- The key piece of evidence: A gun that shoots a blue toxin-pellet at animals that make them go savage.
- A blueberry that will take the place of the toxin-pellet.
- A voice recorder.
- Obviously, the gun is the whole reason they’re all there. At first, they had a whole train car full of evidence, but that blew up, giving them one last piece of evidence, the gun, which still has a pellet in it. They’re on their way to deliver it to the police station, and Mayor Bellwether has come to intercept it.
- Amazingly, they just happen to have a blueberry on them. When Officer Hopps quit the force, she was working on her family farm when she realized what the toxin was. She suddenly hopped in the family’s truck and took off immediately, accidentally bringing along what they were selling, including a carton of blueberries. Later, Nick (who has always made fun of her for being a farmer) mockingly eats the blueberries while they drive. Finally, in the finale, she gets injured and he takes out his handkerchief to bind her wound, only to discover that he was using it to hold blueberries.
- Finally, it’s established early on that Hopps always has a voice-recorder-pen on her. This has already been a plot point three times, and none of those times feels like a set up for later. Each feels like a self-sufficient scene with its own pay-off.

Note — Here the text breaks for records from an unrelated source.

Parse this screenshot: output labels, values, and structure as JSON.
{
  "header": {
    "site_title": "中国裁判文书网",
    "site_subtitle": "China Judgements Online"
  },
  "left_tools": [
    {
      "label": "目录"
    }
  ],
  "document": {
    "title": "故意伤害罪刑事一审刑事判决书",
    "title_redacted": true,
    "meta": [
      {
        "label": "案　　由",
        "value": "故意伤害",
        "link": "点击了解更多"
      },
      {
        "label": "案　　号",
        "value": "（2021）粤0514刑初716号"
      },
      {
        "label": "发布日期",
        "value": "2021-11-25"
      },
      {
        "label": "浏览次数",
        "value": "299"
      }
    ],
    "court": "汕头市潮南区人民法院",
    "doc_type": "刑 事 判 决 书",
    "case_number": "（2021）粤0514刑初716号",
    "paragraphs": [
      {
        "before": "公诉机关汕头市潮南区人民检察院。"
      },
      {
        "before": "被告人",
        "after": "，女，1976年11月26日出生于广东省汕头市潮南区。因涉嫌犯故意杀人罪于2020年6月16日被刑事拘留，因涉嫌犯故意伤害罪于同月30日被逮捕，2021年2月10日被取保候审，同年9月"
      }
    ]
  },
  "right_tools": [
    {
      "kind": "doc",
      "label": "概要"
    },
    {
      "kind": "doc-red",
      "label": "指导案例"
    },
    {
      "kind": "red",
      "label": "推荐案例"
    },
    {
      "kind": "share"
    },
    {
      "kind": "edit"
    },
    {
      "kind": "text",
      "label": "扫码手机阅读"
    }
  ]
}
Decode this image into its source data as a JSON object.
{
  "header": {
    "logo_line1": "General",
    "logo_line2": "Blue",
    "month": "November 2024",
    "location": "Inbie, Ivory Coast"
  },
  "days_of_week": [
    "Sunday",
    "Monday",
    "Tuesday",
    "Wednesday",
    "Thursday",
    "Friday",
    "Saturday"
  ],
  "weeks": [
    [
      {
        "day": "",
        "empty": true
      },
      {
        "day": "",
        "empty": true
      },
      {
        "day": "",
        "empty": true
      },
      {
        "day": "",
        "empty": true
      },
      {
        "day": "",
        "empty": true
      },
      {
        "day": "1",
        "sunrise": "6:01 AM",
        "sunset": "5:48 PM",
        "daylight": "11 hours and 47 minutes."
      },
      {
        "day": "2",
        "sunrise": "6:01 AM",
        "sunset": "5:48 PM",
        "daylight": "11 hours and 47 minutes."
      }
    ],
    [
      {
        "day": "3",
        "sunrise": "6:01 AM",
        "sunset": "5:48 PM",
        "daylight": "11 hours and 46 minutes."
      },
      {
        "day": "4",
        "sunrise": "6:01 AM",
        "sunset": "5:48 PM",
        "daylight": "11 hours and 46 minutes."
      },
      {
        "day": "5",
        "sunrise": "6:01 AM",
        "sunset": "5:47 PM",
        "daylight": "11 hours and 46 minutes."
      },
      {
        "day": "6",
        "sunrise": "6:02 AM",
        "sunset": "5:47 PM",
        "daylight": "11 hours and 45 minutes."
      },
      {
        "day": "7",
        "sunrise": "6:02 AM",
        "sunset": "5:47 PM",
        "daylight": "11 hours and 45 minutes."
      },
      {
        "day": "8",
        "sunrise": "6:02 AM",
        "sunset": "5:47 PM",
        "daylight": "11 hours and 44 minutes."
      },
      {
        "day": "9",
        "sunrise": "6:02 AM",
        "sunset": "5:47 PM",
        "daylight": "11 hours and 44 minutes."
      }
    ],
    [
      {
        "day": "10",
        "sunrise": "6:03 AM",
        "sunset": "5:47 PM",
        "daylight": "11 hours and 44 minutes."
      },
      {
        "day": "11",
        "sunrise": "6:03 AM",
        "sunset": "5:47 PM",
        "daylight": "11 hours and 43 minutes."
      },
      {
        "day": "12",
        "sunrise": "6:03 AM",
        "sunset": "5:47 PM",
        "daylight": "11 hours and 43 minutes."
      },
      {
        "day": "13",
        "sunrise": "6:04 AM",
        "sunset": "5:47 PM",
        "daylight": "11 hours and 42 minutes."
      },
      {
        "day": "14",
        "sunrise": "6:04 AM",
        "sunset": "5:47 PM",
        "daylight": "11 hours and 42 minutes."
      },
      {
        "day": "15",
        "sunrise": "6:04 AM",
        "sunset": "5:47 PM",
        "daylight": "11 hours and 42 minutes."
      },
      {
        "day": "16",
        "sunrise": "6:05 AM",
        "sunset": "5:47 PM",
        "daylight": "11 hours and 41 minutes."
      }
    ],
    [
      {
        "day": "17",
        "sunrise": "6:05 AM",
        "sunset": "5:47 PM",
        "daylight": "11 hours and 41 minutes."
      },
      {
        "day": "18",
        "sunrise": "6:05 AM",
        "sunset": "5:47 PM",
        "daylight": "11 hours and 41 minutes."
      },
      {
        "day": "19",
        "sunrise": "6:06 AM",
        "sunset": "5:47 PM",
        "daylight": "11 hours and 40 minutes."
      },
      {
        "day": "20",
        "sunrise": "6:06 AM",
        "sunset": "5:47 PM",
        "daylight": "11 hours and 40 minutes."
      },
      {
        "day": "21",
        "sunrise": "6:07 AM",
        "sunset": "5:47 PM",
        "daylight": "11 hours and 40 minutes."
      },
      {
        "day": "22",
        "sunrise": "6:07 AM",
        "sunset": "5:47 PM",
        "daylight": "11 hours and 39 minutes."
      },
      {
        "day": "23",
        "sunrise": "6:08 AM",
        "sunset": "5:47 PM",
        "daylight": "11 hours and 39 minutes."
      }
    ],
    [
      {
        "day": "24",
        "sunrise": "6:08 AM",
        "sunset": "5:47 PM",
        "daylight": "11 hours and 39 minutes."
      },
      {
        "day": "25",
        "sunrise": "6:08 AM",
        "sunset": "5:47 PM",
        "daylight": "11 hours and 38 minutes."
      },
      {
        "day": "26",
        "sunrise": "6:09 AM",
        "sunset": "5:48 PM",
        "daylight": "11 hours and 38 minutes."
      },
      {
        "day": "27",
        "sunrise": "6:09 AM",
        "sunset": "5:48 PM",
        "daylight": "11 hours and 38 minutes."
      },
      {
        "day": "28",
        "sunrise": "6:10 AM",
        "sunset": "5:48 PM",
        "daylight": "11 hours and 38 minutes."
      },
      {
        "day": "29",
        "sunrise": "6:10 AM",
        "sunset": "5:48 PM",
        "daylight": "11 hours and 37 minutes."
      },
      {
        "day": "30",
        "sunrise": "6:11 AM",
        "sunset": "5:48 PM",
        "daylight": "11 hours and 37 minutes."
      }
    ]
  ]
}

In retrospect, all of these objects were set up so that they would be in place at the end, but they were all set up subtly, without calling attention to themselves. Hitchcock was called a “director of objects”: This is because objects are so essential to thrillers and mysteries. A huge part of the creator’s job is to get all the right objects in the right places at the right time, without calling attention to it.
Finally, tomorrow, we’ll look at how they set us up to be fooled by the heroes.
My memory is a bit hazy -- the days of binge-watching Pixar have faded as my girls age -- but I think the ending of Up was similarly well structured. Carl's cane became a tool of action; the tennis balls on its feet that had been used for a gag earlier became vital; other stuff that I'm blanking out on right now.
There's something so damn satisfying about those pieces snapping into place when they've been set up well. Zootopia set it all up so well you didn't even know you were being set up until it was over. (It's called a hustle, sweetie.)